A Chernobyl c’è la chiave per la vita su Marte: cosa possono insegnare i funghi che assorbono le radiazioni

Trovati sul reattore nel 1991, cinque anni dopo la tragica esplosione, i funghi neri continuano a stupire gli scienziati

Uno scudo per le radiazioni. E arriva proprio da Chernobyl, tragico scenario di uno dei più disastrosi incidenti nucleari della storia. La scoperta dello studio pubblicato su New Scientist, e riportato dal Daily Mail, è quasi incredibile come la stessa descrizione dei ricercatori che lo hanno portato avanti. « È la chiave per vivere su Marte», hanno detto, riferendosi al fungo sviluppatosi all’interno del reattore nucleare distrutto nell’esplosione del 1986.


Vita su Marte

Il gruppo di ricercatori dell’Università di Standford ha analizzato il fungo scoperto già nel 1991, cinque anni dopo l’incidente. Le radiazioni mortali vengono assorbite e convertite in energia. Non solo.

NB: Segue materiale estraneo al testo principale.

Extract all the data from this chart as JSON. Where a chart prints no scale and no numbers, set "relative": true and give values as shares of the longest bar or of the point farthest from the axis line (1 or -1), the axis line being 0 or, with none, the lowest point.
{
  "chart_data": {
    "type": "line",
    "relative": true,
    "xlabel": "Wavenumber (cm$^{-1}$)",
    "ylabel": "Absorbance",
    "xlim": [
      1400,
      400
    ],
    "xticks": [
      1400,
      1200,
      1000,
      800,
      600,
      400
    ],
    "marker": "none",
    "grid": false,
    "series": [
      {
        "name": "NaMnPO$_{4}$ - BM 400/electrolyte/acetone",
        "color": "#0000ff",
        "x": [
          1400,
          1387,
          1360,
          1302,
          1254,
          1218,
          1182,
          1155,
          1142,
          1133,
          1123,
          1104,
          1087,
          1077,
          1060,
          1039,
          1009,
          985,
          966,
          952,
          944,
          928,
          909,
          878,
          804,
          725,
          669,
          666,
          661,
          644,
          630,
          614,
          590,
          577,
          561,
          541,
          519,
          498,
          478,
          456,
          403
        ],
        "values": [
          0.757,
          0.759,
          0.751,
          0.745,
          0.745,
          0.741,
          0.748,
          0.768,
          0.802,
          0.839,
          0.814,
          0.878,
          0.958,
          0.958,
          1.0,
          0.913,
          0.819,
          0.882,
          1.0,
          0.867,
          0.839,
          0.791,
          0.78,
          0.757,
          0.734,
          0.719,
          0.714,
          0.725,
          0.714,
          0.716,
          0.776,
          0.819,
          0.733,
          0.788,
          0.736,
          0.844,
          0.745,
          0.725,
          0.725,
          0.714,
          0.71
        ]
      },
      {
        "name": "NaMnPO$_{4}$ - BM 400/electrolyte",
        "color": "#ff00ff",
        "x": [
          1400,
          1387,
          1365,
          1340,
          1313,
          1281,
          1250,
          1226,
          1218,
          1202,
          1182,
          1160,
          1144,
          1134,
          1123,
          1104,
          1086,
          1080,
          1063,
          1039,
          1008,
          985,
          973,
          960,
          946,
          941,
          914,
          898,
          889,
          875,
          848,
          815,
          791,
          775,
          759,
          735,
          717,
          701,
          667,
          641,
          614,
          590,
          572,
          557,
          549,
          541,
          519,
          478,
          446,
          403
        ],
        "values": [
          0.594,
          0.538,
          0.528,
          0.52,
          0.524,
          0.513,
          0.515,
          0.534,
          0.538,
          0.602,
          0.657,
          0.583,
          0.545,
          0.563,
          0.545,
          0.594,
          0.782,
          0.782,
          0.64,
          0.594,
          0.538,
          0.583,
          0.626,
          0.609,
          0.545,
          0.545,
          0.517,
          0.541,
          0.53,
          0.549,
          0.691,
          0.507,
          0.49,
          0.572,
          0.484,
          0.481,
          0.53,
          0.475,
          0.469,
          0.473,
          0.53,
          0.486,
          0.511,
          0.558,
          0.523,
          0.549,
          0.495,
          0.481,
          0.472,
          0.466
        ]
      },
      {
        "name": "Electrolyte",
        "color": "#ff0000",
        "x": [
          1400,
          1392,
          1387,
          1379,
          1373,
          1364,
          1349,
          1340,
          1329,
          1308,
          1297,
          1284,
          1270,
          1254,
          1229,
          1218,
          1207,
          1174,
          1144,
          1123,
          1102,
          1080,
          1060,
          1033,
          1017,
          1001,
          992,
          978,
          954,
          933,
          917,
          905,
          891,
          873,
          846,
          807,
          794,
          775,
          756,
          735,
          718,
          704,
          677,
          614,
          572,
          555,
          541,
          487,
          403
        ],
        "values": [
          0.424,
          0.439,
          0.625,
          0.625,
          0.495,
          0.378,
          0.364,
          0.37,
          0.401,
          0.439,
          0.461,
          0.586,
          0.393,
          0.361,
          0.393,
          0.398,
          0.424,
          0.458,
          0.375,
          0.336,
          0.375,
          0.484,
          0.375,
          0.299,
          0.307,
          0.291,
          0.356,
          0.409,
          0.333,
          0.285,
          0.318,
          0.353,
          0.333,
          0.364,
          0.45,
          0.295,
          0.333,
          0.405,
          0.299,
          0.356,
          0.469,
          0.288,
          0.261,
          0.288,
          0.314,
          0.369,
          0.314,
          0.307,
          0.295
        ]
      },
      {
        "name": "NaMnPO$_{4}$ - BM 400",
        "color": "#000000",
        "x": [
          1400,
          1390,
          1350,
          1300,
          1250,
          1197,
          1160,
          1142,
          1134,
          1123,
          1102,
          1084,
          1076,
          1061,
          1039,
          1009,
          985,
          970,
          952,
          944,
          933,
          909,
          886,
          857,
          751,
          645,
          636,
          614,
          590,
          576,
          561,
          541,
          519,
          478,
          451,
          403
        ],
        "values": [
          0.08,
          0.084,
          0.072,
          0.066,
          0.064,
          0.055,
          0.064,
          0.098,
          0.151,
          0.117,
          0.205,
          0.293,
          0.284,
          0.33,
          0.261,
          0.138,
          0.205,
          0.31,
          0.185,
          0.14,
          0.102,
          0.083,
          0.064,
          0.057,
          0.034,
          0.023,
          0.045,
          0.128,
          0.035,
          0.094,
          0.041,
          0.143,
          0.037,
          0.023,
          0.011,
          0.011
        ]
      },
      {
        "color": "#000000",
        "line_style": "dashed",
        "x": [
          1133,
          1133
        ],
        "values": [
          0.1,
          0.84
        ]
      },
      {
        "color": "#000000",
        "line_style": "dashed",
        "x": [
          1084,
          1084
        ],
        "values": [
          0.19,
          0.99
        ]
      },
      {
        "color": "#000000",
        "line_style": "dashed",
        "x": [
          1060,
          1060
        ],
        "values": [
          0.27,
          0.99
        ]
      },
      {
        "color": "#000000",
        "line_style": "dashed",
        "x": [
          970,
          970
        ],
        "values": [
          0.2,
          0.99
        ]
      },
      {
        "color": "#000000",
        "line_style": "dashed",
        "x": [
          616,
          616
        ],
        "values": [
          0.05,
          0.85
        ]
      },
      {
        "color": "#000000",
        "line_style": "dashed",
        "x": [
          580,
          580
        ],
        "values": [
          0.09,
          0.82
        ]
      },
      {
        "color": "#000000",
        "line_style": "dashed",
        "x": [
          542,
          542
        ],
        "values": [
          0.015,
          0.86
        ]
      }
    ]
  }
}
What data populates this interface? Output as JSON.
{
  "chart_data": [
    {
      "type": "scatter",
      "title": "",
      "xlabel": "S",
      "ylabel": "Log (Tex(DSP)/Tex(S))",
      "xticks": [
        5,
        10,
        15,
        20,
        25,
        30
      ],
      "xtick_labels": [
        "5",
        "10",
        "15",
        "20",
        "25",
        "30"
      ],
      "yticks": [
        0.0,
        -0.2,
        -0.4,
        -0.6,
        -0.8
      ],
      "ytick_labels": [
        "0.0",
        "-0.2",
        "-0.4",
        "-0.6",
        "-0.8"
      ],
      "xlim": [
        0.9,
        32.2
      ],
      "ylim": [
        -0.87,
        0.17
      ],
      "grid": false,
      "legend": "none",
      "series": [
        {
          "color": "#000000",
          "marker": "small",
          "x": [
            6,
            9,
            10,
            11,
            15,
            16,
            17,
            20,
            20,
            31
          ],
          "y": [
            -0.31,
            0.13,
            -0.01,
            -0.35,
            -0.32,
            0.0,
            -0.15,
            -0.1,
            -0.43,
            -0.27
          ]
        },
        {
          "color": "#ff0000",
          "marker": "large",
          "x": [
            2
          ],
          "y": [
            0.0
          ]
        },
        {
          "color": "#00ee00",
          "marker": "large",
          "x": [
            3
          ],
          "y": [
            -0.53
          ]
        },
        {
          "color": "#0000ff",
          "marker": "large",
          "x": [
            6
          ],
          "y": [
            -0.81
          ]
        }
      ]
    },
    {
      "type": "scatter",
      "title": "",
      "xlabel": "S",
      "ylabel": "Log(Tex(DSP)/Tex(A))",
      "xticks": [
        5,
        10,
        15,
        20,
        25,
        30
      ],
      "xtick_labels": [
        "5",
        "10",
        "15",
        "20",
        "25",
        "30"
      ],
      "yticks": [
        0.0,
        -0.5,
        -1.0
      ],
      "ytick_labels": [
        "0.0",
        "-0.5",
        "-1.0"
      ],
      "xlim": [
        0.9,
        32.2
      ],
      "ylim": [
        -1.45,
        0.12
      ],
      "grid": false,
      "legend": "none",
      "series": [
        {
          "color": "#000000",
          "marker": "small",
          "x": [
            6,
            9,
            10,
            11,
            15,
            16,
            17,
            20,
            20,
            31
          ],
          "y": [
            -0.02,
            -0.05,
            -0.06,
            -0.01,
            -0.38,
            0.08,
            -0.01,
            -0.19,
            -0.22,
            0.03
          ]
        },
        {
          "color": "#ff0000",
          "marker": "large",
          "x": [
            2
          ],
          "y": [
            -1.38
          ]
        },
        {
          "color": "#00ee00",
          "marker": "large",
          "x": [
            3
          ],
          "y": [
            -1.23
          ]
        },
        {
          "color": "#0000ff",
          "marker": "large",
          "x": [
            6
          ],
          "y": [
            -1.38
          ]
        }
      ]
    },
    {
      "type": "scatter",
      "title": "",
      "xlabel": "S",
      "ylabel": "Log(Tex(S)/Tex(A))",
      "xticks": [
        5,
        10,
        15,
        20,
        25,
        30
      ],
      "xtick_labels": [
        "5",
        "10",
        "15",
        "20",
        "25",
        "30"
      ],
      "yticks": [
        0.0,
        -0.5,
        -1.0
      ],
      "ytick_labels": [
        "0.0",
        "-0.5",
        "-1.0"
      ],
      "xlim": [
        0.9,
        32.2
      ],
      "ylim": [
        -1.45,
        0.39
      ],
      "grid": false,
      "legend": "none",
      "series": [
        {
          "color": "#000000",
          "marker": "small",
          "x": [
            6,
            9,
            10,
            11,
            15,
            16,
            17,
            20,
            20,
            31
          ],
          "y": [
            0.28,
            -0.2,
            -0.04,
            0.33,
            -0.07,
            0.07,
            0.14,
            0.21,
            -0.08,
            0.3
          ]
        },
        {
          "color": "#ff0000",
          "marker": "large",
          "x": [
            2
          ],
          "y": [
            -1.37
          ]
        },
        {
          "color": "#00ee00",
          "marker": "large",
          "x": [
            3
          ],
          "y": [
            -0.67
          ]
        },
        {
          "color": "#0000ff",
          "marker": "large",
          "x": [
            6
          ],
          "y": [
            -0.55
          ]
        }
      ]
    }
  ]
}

Gli studiosi spiegano che «uno strato del fungo di circa 21 centimetri di spessore potrebbe in gran parte negare l’equivalente dose annuale dell’ambiente di radiazione sulla superficie di Marte». Più semplicemente, potrebbe permettere di vivere su Marte, finora pianeta inaccessibile a causa del suo elevato livello di radioattività.


«In grado di ricrescere in pochi giorni»

Gli scienziati, quindi, spiegano come il fungo sia stato già in grado di assorbire i dannosi raggi cosmici sulla Stazione Spaziale Internazionale e che quindi potrebbe essere utilizzato potenzialmente per le future colonie sul Pianeta Rosso. «Ciò che rende fantastico il fungo è che hai solo bisogno di pochi grammi per iniziare», ha detto a New Scientist uno degli autori dello studio, Nils Averesch: «si auto-replica e si auto-guarisce, quindi anche se c’è un bagliore solare che danneggia significativamente lo schermo radioattivo, sarà in grado di ricrescere in pochi giorni».

Oltre a non morire, il Cryptococcus neoformans, questo il nome scientifico del fungo anti-radiazione, cresce verso i raggi tossici, come se fosse attratto da essi. Una vera e propria radiosintesi che, dicono gli scienziati, «potrebbe avere potenzialità rivoluzionarie».